This is the seventh in a series on what 50 years of independence has meant for women's rights and gender equality. The engagement between the "gender movement" (women and men involved in the struggle to end gender-based discrimination and inequality) and post-independence society has seen both gains as well as resistance to cultural change. Popular culture can transform a society's values.
During the 15th to 20th centuries, Caribbean people's struggles to practise their cultures represented an important subversion of the colonial project by its 'subjects'. According to the late Prof Rex Nettleford, Caribbean resistance found strength in popular cultural forms, and mass support was mobilised through the "culture of the ordinary people."
By the early 20th century, calypso, stick fighting, carnival, the steelband and hosay played a critical role in challenging colonialism, racism and classism in T&T. Calypsonians such as Growling Tiger and Atilla the Hun, among the first professional calypsonians singing political satire, were joined by Lord Kitchener, Mighty Spoiler and others in the 1940s.
UWI's Louis Regis observed that at the height of the independence movement in the 1950s, calypsonians sang about political matters and swayed public opinion to the extent that people said of the Mighty Sparrow, "If Sparrow say so, is so!" On the achievement of independence in 1962, calypso played a crucial political and social role in articulating the deep-seated aspirations of the nation, particularly the marginalised and voiceless.
Women were active in shaping a definably Caribbean 'high culture' from historical roots, spanning literature, dance and theatre. Veronica Gregg of Hunter College, New York charted how women established cultural and literary organisations and began to experiment with Creole forms in their short fiction. This was no easy path for pioneers like Louise Bennett of Jamaica who spoke and wrote in Jamaican creole or patois, the language of the masses.
In discussing Beryl McBurnie's contribution to the "nationalist ethos of the period," Nettleford commented that "the idea of a ... dance idiom rooted in the traditional life and lore of a Caribbean which is the creation of ordinary men and women in the region, was revolutionary." McBurnie also founded the Little Carib Theatre, where the plays of Derek Walcott, Nobel Laureate. In Jamaica, reggae music began to engage in spiritual and political matters from the perspective of the masses during the 1970s. Bob Marley rose to become one of the most popular and powerful artistes of this genre.

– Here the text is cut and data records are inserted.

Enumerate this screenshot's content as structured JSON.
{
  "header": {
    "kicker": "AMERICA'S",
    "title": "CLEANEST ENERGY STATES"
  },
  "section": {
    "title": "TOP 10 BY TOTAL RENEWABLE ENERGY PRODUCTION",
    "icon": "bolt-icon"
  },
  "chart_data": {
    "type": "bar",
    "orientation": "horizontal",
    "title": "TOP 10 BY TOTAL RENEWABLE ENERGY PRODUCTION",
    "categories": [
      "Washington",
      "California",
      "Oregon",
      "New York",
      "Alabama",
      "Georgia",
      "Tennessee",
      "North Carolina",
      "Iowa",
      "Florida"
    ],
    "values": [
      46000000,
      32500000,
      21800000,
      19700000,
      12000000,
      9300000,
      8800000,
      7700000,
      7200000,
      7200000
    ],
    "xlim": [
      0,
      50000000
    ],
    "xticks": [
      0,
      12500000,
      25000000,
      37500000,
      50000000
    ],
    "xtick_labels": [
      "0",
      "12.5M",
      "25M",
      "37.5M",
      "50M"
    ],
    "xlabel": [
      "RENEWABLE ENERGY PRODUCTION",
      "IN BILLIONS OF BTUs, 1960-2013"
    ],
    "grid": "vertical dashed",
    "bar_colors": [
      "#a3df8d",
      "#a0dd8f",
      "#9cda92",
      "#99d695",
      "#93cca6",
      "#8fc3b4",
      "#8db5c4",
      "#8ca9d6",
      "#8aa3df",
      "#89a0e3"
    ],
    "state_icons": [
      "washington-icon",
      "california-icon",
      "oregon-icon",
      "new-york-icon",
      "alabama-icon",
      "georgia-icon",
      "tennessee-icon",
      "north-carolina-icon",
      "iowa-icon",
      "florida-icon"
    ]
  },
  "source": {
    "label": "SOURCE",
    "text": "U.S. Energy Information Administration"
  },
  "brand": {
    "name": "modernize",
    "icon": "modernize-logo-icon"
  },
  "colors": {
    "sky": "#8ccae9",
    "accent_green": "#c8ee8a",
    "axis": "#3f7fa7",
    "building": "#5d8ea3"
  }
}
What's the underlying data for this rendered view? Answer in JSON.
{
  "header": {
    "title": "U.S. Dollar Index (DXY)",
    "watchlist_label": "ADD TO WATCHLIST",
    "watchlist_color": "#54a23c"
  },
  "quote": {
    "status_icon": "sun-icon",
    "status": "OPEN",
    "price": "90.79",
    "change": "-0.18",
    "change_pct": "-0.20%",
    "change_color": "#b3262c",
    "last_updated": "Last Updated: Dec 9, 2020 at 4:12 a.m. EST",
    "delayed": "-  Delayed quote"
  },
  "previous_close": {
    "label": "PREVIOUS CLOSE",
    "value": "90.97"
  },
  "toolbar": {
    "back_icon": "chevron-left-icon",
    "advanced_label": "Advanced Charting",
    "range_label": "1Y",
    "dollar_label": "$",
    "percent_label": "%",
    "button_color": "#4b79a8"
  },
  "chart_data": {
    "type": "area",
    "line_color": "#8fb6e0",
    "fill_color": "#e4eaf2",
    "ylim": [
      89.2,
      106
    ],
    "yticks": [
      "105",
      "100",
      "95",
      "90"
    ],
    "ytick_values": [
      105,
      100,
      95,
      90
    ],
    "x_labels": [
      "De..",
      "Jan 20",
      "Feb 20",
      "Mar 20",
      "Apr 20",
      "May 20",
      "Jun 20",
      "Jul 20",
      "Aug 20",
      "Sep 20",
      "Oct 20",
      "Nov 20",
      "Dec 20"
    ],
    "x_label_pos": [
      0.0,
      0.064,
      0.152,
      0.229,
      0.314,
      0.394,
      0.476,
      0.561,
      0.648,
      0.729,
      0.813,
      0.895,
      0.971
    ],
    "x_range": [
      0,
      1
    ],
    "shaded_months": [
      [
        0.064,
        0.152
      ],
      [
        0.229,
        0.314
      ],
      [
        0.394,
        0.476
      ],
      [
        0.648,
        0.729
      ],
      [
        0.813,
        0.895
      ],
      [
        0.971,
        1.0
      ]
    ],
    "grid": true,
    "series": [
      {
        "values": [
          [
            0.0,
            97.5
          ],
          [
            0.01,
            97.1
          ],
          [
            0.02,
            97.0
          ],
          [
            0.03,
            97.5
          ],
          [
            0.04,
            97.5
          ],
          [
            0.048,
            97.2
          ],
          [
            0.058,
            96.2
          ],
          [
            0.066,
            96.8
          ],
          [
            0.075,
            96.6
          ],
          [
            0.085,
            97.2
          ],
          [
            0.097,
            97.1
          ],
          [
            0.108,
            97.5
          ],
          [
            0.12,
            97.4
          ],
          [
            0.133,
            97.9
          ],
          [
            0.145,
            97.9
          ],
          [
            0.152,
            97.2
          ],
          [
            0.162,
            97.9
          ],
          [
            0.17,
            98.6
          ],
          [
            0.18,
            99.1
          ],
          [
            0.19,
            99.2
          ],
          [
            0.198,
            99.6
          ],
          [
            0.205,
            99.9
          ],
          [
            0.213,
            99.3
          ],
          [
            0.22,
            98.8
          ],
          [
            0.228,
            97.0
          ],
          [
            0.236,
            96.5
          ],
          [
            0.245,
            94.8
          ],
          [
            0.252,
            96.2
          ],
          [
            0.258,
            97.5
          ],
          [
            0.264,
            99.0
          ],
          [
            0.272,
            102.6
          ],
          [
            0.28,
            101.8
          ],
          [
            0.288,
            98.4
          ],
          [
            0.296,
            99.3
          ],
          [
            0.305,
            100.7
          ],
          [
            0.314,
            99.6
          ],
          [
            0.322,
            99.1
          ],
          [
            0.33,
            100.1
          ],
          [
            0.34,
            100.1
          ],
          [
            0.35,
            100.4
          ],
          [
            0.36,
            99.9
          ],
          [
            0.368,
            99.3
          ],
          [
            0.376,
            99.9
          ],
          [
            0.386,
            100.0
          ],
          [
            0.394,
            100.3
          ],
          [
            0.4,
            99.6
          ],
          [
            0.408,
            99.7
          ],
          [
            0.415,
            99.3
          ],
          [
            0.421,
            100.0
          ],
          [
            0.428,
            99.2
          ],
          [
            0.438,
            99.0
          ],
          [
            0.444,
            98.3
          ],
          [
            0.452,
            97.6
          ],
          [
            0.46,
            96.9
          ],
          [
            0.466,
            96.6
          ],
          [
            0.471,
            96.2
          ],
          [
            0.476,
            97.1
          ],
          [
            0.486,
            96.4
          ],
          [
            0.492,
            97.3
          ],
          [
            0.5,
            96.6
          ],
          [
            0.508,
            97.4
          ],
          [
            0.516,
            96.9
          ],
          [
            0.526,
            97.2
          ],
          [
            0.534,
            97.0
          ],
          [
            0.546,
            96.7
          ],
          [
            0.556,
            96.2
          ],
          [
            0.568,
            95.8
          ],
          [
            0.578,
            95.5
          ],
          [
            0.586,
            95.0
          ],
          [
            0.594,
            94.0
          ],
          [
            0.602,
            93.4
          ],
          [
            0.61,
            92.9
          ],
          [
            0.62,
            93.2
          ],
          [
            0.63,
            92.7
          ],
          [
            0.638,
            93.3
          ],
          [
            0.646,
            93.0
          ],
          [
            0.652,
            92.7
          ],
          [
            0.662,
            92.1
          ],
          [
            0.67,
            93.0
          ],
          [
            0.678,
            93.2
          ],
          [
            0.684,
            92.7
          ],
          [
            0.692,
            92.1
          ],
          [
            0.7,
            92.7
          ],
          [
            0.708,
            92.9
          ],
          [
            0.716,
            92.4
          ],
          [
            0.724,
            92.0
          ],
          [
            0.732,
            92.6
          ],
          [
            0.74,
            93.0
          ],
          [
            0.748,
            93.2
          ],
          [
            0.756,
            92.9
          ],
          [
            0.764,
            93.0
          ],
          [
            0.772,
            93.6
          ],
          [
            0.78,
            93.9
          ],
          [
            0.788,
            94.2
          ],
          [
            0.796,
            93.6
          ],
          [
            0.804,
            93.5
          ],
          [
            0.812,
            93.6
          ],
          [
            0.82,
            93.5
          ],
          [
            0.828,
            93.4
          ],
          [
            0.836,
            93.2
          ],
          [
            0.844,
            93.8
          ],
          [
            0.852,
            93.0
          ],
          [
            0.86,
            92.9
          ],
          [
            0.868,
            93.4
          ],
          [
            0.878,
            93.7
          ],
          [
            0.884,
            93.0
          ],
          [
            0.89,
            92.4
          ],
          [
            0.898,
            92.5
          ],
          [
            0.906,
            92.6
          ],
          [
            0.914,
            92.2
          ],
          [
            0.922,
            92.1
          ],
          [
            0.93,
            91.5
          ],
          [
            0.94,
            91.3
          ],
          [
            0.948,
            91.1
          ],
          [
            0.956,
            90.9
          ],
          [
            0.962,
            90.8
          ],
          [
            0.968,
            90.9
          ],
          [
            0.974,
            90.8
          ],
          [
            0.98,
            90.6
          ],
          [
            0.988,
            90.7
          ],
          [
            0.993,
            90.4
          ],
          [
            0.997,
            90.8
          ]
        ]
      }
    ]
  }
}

However, according to Jamaican feminist, Joan French, Marley did not view discrimination against women as an issue. He condemned women's sexual freedom while defending his own sexual libertarianism. In "No Woman, No Cry", he expressed gratitude for women's support to men and families and the discrimination against them as black people, but made no mention of the discrimination and inequality they faced as women.
While calypso, reggae and their derivatives have given voice to political and social concerns of ordinary people, they also represent sites of misogyny-or "hatred, dislike or mistrust of women." In the 1990s and 2000s in particular, calypso and reggae have seen an increase in misogynistic messages at the expense of political commentary, which some argue has caused the art forms to deteriorate.
However, Cal State's Hope Smith suggests that "the misogyny of such calypso lyrics is merely the by-product of the culture of survival present in a grassroots urban environment." Given that the calypsonian sings about issues other than gender relations, eg, poverty, war, local politics and the labour movement, "bringing down women only underscores the fact that ... this [is] one of the few sources of power and domination available to him."
Perhaps partly in response to this, in addition to their continuing storming of the Bastille, women calypsonians have been entering the calypso arena. A post-independence women calypsonians hall of fame would include Calypso Rose, Denise Plummer and Singing Sandra, among others. A number of new women calypsonians performed in a 2011 show dubbed, "Passing the Baton: Young Women in Calypso". And six women have been named among the ten calypsonians to compete in the Lord Brynner National Independence Calypso Competition, which takes place on August 25.
Carnival has allowed women of all ethnicities and social classes to express their bodily autonomy. For some analysts, women's exposure of their bodies in skimpy costumes on the streets is a logical extension of their new identities as "modern, assertive feminist subjects." However, others argue that during Carnival, a "period that is licensed for the reversal of social order, women's subversion and appropriation of male-identified forms of sexual display may actually serve to reinforce the patriarchal structures that it otherwise critiques."
Similarly, the emergence of dancehall music in Jamaica has provided a space for urban working class women to express themselves though dance. Dancehall has been described by Prof Carolyn Cooper as "the site of an ongoing struggle between respectability and riot, propriety and vulgarity, slackness and culture", "simultaneously resisting and enticing respectable culture."
The phenomenon of chutney music and dance, which caused a furore when it stormed the T&T cultural scene in the early 1990s, has provided a similar space for Indian-Trinidadian women. Chutney music and dance forms originated in the women-only matikor and laawa ceremonies of the Hindu wedding, where women of the family and community have and continue to portray the sexual act through folk dance. These cultural forms have created sites of resistance for Caribbean women of all ethnic groups and social classes, breaking socio-cultural barriers and invigorating popular culture.